Con esta idea absurda, los explotadores, han tratado y tratan de eludir la responsabilidad de la guerra por la política descabellada de las clases dominantes. Pero hubo un tiempo en que la dialéctica discurría por otros carriles y era instrumentada por la razón, que solo se puede lograr, parafraseando a Bertolt Brecht, “La victoria de la razón solo puede ser la victoria de lo que razonan”

Por eso surgió en un determinado momento histórico el principio de la coexistencia pacífica de los Estados con distinto régimen social, que fue propuesto por V. I. Lenin, quien declaro en un discurso pronunciado en el II Congreso de los Soviets, en el alba del poder soviético lo siguiente “Rechazamos todas las clausulas de bandidaje y violencia, pero aceptaremos con satisfacción y no podemos rechazar las clausulas que establezcan relaciones de buena vecindad y acuerdos económicos”. En aquel momento y durante muchas décadas fue un principio dominante de un mundo bipolar, marcado por la guerra fría.

La Coexistencia Pacífica de los Estados Socialistas y capitalistas era sin dudas una necesidad objetiva una tarea impostergable del desarrollo de la humanidad, que no solo atempero los clásicos desequilibrios consustanciales con el capitalismo histórico, sino que además supuso un impulso decisivo para la liberación del comercio mundial.
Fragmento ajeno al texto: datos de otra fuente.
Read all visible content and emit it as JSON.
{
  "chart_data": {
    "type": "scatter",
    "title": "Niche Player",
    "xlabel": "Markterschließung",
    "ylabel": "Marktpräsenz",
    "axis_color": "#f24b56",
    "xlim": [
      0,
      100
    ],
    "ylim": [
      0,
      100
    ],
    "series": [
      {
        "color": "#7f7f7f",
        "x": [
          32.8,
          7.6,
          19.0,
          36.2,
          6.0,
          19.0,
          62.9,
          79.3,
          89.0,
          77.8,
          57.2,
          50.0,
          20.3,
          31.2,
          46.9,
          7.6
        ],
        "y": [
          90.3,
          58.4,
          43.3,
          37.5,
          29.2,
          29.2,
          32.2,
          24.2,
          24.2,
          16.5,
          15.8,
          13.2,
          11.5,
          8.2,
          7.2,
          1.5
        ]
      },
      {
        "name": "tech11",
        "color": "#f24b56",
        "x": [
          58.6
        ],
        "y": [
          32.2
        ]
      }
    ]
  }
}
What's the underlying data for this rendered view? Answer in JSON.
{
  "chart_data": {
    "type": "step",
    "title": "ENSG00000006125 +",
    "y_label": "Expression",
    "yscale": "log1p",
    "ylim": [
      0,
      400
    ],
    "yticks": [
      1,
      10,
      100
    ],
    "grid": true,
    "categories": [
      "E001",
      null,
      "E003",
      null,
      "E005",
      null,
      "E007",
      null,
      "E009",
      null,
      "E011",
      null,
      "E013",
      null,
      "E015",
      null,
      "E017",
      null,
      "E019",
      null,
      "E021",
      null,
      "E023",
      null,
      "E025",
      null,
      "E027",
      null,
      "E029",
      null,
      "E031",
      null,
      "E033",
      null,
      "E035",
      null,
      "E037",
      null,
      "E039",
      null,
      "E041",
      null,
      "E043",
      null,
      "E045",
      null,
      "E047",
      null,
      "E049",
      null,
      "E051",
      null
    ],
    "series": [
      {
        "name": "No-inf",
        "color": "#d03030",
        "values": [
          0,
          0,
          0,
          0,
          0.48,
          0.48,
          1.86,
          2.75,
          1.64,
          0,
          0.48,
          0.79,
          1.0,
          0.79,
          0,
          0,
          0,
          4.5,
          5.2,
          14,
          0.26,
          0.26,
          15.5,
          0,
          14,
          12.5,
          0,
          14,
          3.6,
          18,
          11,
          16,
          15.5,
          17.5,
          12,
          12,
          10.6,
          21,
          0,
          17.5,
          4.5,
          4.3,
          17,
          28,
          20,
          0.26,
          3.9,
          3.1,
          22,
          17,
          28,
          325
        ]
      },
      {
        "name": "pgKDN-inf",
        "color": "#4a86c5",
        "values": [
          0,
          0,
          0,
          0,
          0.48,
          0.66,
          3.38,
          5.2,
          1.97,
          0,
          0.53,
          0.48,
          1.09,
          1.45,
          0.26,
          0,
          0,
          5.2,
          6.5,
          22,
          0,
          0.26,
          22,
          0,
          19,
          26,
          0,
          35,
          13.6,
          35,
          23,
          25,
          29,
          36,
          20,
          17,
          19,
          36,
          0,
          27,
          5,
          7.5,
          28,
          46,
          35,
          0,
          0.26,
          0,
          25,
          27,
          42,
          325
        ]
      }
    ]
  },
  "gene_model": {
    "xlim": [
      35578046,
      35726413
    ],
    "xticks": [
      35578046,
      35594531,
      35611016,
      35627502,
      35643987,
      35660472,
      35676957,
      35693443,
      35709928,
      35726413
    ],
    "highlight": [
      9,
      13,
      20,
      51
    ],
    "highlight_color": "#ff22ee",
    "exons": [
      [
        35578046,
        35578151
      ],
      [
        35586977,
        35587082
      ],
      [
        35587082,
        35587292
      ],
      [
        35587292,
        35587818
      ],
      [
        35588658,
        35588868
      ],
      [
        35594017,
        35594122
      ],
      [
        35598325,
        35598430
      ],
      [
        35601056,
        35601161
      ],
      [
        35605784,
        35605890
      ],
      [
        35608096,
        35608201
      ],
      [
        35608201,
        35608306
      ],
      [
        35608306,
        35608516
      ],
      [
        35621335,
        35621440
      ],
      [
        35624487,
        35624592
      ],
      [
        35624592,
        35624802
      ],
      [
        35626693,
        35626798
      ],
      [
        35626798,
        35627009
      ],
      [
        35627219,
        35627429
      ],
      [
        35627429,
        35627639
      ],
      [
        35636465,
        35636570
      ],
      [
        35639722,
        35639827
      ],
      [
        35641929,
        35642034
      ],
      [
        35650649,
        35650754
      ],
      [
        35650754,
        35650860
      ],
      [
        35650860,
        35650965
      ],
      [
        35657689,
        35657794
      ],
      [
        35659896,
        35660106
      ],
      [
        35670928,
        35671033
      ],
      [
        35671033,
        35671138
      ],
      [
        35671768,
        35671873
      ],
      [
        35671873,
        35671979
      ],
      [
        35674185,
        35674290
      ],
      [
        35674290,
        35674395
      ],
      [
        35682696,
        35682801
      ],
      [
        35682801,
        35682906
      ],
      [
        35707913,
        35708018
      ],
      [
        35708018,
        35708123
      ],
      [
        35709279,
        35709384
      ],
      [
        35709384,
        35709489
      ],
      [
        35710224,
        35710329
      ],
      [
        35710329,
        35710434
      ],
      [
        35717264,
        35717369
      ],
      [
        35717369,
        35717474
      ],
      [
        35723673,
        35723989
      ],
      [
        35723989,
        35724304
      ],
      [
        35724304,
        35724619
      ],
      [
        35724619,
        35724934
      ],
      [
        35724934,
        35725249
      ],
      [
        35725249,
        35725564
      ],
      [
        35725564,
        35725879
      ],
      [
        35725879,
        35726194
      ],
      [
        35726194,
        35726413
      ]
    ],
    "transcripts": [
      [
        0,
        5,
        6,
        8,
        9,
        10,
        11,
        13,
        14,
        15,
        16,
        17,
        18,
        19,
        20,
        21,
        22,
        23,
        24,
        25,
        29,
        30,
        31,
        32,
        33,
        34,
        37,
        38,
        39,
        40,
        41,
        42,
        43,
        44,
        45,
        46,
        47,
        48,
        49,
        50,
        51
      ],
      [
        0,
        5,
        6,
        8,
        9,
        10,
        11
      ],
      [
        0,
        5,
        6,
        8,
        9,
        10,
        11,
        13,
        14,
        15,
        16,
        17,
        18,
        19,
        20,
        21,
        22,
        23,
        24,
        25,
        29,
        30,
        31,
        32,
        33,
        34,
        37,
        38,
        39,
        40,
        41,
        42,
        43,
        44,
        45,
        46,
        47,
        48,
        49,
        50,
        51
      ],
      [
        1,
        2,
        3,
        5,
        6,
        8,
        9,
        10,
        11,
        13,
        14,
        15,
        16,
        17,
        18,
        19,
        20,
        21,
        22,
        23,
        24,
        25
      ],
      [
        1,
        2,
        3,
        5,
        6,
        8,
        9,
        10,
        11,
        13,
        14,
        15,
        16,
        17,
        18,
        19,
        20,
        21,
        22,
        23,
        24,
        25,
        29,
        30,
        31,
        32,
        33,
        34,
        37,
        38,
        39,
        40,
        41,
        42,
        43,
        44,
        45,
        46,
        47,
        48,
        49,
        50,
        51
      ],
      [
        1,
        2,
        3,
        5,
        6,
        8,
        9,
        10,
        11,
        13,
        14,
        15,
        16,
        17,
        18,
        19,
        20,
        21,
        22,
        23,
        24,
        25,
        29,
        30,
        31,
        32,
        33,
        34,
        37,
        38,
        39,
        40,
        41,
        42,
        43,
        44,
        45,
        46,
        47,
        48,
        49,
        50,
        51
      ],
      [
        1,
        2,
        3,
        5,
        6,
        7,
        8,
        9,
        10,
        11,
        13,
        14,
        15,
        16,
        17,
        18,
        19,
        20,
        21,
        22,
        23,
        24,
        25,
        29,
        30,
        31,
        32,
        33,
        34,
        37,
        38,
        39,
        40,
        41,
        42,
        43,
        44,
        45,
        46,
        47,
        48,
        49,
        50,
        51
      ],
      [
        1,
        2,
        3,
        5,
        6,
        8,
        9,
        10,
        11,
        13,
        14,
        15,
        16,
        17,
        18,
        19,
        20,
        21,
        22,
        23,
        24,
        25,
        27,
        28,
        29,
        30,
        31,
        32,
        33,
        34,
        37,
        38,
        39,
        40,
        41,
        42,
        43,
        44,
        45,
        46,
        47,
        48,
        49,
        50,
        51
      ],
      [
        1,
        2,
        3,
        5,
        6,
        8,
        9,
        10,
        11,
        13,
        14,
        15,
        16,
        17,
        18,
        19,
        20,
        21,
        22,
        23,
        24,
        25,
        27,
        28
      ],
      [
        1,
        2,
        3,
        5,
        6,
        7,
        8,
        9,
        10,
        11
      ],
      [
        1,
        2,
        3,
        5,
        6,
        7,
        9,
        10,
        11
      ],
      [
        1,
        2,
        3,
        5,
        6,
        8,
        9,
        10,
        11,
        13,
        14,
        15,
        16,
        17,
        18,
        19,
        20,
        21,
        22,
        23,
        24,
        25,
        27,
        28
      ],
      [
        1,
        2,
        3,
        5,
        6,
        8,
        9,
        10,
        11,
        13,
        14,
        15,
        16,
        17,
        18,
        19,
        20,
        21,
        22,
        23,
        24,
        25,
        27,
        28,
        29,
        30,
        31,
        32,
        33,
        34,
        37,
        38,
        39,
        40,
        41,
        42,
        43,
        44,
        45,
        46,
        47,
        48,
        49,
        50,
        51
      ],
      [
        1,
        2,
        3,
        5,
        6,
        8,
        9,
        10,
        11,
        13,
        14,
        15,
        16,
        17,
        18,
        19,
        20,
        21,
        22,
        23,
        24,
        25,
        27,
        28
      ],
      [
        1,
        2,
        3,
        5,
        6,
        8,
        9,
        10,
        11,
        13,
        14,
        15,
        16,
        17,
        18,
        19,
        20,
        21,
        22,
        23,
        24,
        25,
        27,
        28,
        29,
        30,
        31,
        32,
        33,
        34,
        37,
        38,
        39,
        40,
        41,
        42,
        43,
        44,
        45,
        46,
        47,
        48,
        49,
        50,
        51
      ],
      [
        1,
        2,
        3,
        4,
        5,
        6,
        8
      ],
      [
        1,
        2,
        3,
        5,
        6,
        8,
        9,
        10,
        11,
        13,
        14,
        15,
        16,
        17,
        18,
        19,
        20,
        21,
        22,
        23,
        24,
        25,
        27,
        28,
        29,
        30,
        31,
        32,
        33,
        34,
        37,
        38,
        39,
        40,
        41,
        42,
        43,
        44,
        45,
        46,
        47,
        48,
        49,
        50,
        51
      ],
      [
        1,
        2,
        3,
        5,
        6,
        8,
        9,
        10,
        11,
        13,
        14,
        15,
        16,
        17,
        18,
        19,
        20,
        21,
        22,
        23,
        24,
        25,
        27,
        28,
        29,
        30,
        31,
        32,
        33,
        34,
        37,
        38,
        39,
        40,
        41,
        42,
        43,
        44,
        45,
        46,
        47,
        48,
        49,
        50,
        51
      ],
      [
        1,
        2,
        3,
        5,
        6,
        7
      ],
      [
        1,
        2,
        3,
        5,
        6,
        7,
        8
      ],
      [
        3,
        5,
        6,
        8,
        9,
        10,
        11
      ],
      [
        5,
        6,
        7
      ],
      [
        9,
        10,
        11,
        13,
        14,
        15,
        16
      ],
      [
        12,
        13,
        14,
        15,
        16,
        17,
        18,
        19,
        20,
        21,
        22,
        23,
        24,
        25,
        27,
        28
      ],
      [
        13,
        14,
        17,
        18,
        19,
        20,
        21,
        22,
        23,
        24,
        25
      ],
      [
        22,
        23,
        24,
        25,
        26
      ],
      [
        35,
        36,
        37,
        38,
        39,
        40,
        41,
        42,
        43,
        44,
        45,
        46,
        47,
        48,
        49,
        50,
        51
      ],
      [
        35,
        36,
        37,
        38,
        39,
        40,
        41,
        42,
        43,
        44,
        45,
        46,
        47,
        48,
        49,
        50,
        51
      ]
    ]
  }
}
Mucha agua ha pasado bajos estos puentes, y hoy esta concepción del mundo ha quedado en los anaqueles del olvido. La ausencia del contrapeso soviético y la desaparición de bloques dieron rienda suelta al capitalismo. Puesto que la negra reacción imperialista bajo el manto de la globalización no ha renunciado a sus planes inhumanos.

Mientras los explotadores sigan dominando la sociedad y decidan los destinos de la política mundial los hombres experimentaran tragedias sangrientas. Hoy nos encontramos con una nebulosa abstracta de una comunidad internacional que decide a que país bombardear, sobre todo si este posee materias primas, que en su afán de ganancias conquistan, saquean, avasallan a los pueblos.

Además en este marco globalizado se puede contar con la complicidad de organismos dispuesto a autorizar y organizar las guerras, recientemente bajo el manto de la Organización de Estados Americanos (OEA), el secretario general el uruguayo Luis Almagro – dijo haciendo referencia a Venezuela- en la Cumbre Latinoamericana de Miami que “hay que tirar la dictadura porque si no el año que viene vamos a estar lamentándonos”. Almagro enfatizó que “no podemos descartar ninguna medida para tirar abajo esta dictadura. No podemos ser permisivos”. “No debemos esperar a que Venezuela sea Ruanda, hay que evitar que sea Ruanda. Y ya son millones las personas asesinadas, torturadas, desplazadas en Venezuela. La responsabilidad de proteger no es contar muertos”, afirmó Almagro en Twitter.

Podríamos entender estas declaraciones en la boca de Donald Trump, pero de un secretario general de la OEA, nos parece un despropósito sin par, que nos preocupa por lo antedicho sobre las consecuencias de una guerra. La agenda de Luis Almagro poco a nada tiene que ver con el dialogo, sino que ha llamado abiertamente a una guerra civil en Venezuela, peor aún, la promueve.

Independiente de las circunstancias la patria de Simón Bolívar, la Patria Grande que soñó junto al uruguayo General José Artigas nos merece un máximo de respeto.